Fig. 7. Guelph, Basilica of Our Lady Immaculate, capital.
Fig. 8. Kilcullen (Co. Kildare, St Brigid, interior to E, J.J. McCarthy (1869).
Fig. 9. Monaghan Cathedral, W front, J.J. McCarthy (1861).
The shafts of Connolly's main arcade columns are of polished granite rather than plain limestone at Monaghan, a feature inherited from other McCarthy churches such as Sacred Heart and St Brigid, Kilkullen (Co. Kildare) which was built in 1869 when Connolly was chief assistant in McCarthy's office (figs 4 and 8).
The hammer-dressed masonry with smoothly finished dressings is common to both the Church of Our Lady and Monaghan Cathedral. Connolly's west (east) front also took many details from Monaghan (figs 2, 3 and 9).
For the main entrance the doorway with tympanum and trumeau beneath a moulded pointed arch within a sharply pointed gable flanked by single gabled arches with figure niches at Monaghan transformed to windows at Guelph. The rose window with pointed enclosing arch follows Monaghan even to the point of plate-tracery roundels in the lower corners.
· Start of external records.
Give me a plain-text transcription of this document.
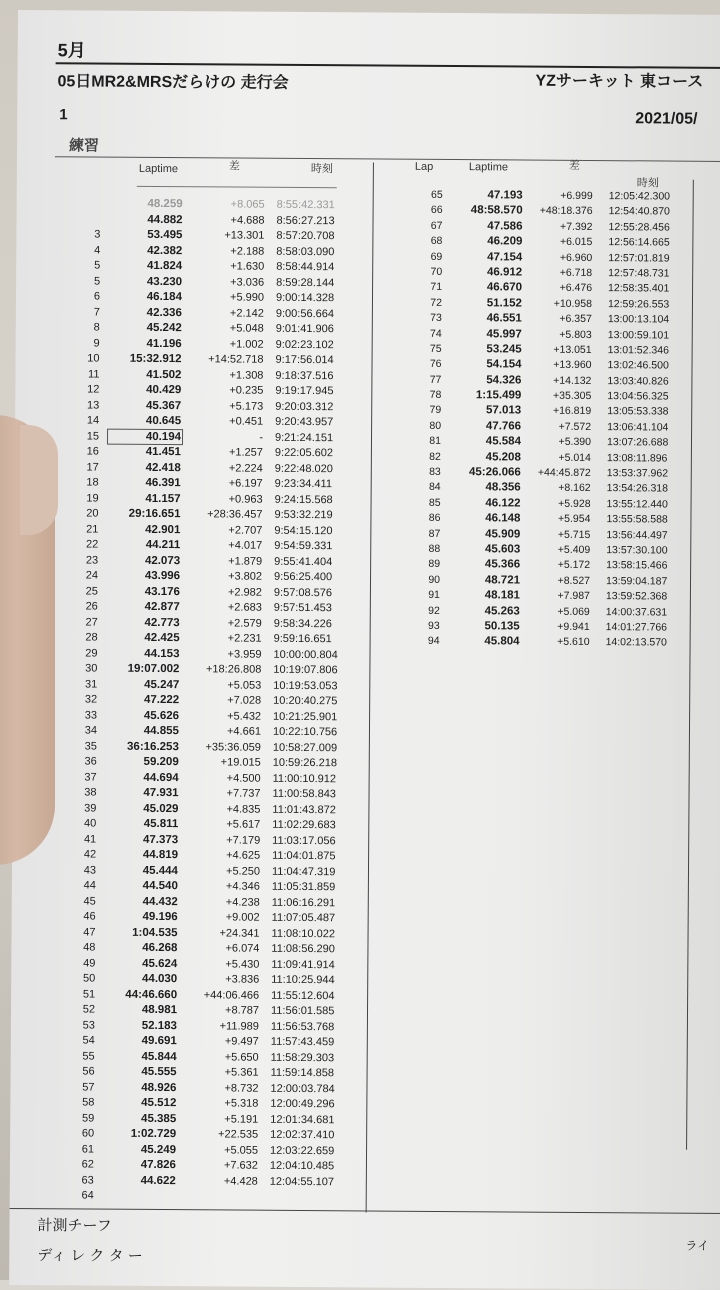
5月
05日MR2&MRSだらけの 走行会	YZサーキット 東コース
1	2021/05/
練習
Laptime	差	時刻	Lap	Laptime	差
時刻
48.259	+8.065 8:55:42.331
44.882	+4.688 8:56:27.213
3	53.495	+13.301 8:57:20.708
4	42.382	+2.188 8:58:03.090
5	41.824	+1.630 8:58:44.914
5	43.230	+3.036 8:59:28.144
6	46.184	+5.990 9:00:14.328
7	42.336	+2.142 9:00:56.664
8	45.242	+5.048 9:01:41.906
9	41.196	+1.002 9:02:23.102
10	15:32.912	+14:52.718 9:17:56.014
11	41.502	+1.308 9:18:37.516
12	40.429	+0.235 9:19:17.945
13	45.367	+5.173 9:20:03.312
14	40.645	+0.451 9:20:43.957
15	40.194	- 9:21:24.151
16	41.451	+1.257 9:22:05.602
17	42.418	+2.224 9:22:48.020
18	46.391	+6.197 9:23:34.411
19	41.157	+0.963 9:24:15.568
20	29:16.651	+28:36.457 9:53:32.219
21	42.901	+2.707 9:54:15.120
22	44.211	+4.017 9:54:59.331
23	42.073	+1.879 9:55:41.404
24	43.996	+3.802 9:56:25.400
25	43.176	+2.982 9:57:08.576
26	42.877	+2.683 9:57:51.453
27	42.773	+2.579 9:58:34.226
28	42.425	+2.231 9:59:16.651
29	44.153	+3.959 10:00:00.804
30	19:07.002	+18:26.808 10:19:07.806
31	45.247	+5.053 10:19:53.053
32	47.222	+7.028 10:20:40.275
33	45.626	+5.432 10:21:25.901
34	44.855	+4.661 10:22:10.756
35	36:16.253	+35:36.059 10:58:27.009
36	59.209	+19.015 10:59:26.218
37	44.694	+4.500 11:00:10.912
38	47.931	+7.737 11:00:58.843
39	45.029	+4.835 11:01:43.872
40	45.811	+5.617 11:02:29.683
41	47.373	+7.179 11:03:17.056
42	44.819	+4.625 11:04:01.875
43	45.444	+5.250 11:04:47.319
44	44.540	+4.346 11:05:31.859
45	44.432	+4.238 11:06:16.291
46	49.196	+9.002 11:07:05.487
47	1:04.535	+24.341 11:08:10.022
48	46.268	+6.074 11:08:56.290
49	45.624	+5.430 11:09:41.914
50	44.030	+3.836 11:10:25.944
51	44:46.660	+44:06.466 11:55:12.604
52	48.981	+8.787 11:56:01.585
53	52.183	+11.989 11:56:53.768
54	49.691	+9.497 11:57:43.459
55	45.844	+5.650 11:58:29.303
56	45.555	+5.361 11:59:14.858
57	48.926	+8.732 12:00:03.784
58	45.512	+5.318 12:00:49.296
59	45.385	+5.191 12:01:34.681
60	1:02.729	+22.535 12:02:37.410
61	45.249	+5.055 12:03:22.659
62	47.826	+7.632 12:04:10.485
63	44.622	+4.428 12:04:55.107
64
65	47.193	+6.999 12:05:42.300
66	48:58.570	+48:18.376 12:54:40.870
67	47.586	+7.392 12:55:28.456
68	46.209	+6.015 12:56:14.665
69	47.154	+6.960 12:57:01.819
70	46.912	+6.718 12:57:48.731
71	46.670	+6.476 12:58:35.401
72	51.152	+10.958 12:59:26.553
73	46.551	+6.357 13:00:13.104
74	45.997	+5.803 13:00:59.101
75	53.245	+13.051 13:01:52.346
76	54.154	+13.960 13:02:46.500
77	54.326	+14.132 13:03:40.826
78	1:15.499	+35.305 13:04:56.325
79	57.013	+16.819 13:05:53.338
80	47.766	+7.572 13:06:41.104
81	45.584	+5.390 13:07:26.688
82	45.208	+5.014 13:08:11.896
83	45:26.066	+44:45.872 13:53:37.962
84	48.356	+8.162 13:54:26.318
85	46.122	+5.928 13:55:12.440
86	46.148	+5.954 13:55:58.588
87	45.909	+5.715 13:56:44.497
88	45.603	+5.409 13:57:30.100
89	45.366	+5.172 13:58:15.466
90	48.721	+8.527 13:59:04.187
91	48.181	+7.987 13:59:52.368
92	45.263	+5.069 14:00:37.631
93	50.135	+9.941 14:01:27.766
94	45.804	+5.610 14:02:13.570
計測チーフ
ディ レ ク タ ー
ライ
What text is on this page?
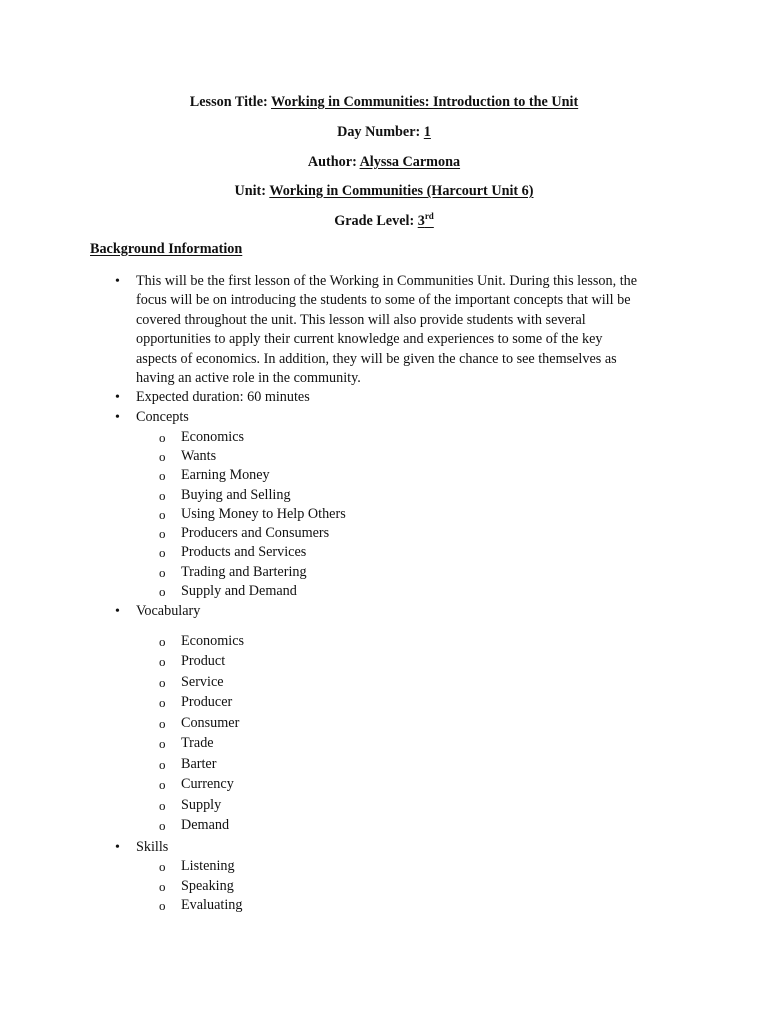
Lesson Title: Working in Communities: Introduction to the Unit
Day Number: 1
Author: Alyssa Carmona
Unit: Working in Communities (Harcourt Unit 6)
Grade Level: 3rd
Background Information
• This will be the first lesson of the Working in Communities Unit. During this lesson, the
focus will be on introducing the students to some of the important concepts that will be
covered throughout the unit. This lesson will also provide students with several
opportunities to apply their current knowledge and experiences to some of the key
aspects of economics. In addition, they will be given the chance to see themselves as
having an active role in the community.
• Expected duration: 60 minutes
• Concepts
o Economics
o Wants
o Earning Money
o Buying and Selling
o Using Money to Help Others
o Producers and Consumers
o Products and Services
o Trading and Bartering
o Supply and Demand
• Vocabulary
o Economics
o Product
o Service
o Producer
o Consumer
o Trade
o Barter
o Currency
o Supply
o Demand
• Skills
o Listening
o Speaking
o Evaluating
The blind arcade between the doorway and the rose window at Guelph is absent on the Monaghan west front but is taken from the south transept façade of McCarthy's cathedral (figs 2, 3 and 10). Here we also find the jumping-off point for the design of Connolly's intended spires, the open corner turrets of which recall French 12th-century sources such as Laon Cathedral.
The basement of the Church of Our Lady may not be as architecturally exciting as the superstructure but it is historically significant for its use of cast-iron columns, a material that grew in popularity in the second half of the nineteenth century (Figs 11 and 12).
Cast-iron columns offered far greater support than stone or wooden columns of the same size and, consequently, facilitated the creation of a more open space. The casting process also allowed for the acanthus foliage capitals at a fraction of the cost of sculptured stone or wooden equivalents (Fig. 12).
Fig. 10. Monaghan Cathedral, S transept façade, J. J. McCarthy (1861).
Fig. 11. Guelph, Basilica of Our Lady Immaculate, nave basement.
Fig. 12. Guelph, Basilica of Our Lady Immaculate, nave basement, detail of cast-iron capital.
It is worth noting that elements used by Connolly at Guelph conform happily to near-contemporary Catholic church design in Ireland. For instance, William Hague's St Patrick's, Trim (1891-92) shares the use of polished granite columns for the arcades and the larger pointed arches to the north and south transepts. Hague's wooden rib vault in the choir is similar to Connolly's at Guelph, while Hague's hammerbeam roof in the nave is allied to Connolly's at Macton and elsewhere.
One aspect associated with the status of a Basilica is that it will be a place of pilgrimage. With that in mind I urge those of you in Hamilton to make the short journey up Highway #6 to the Basilica of Our Lady Immaculate in Guelph.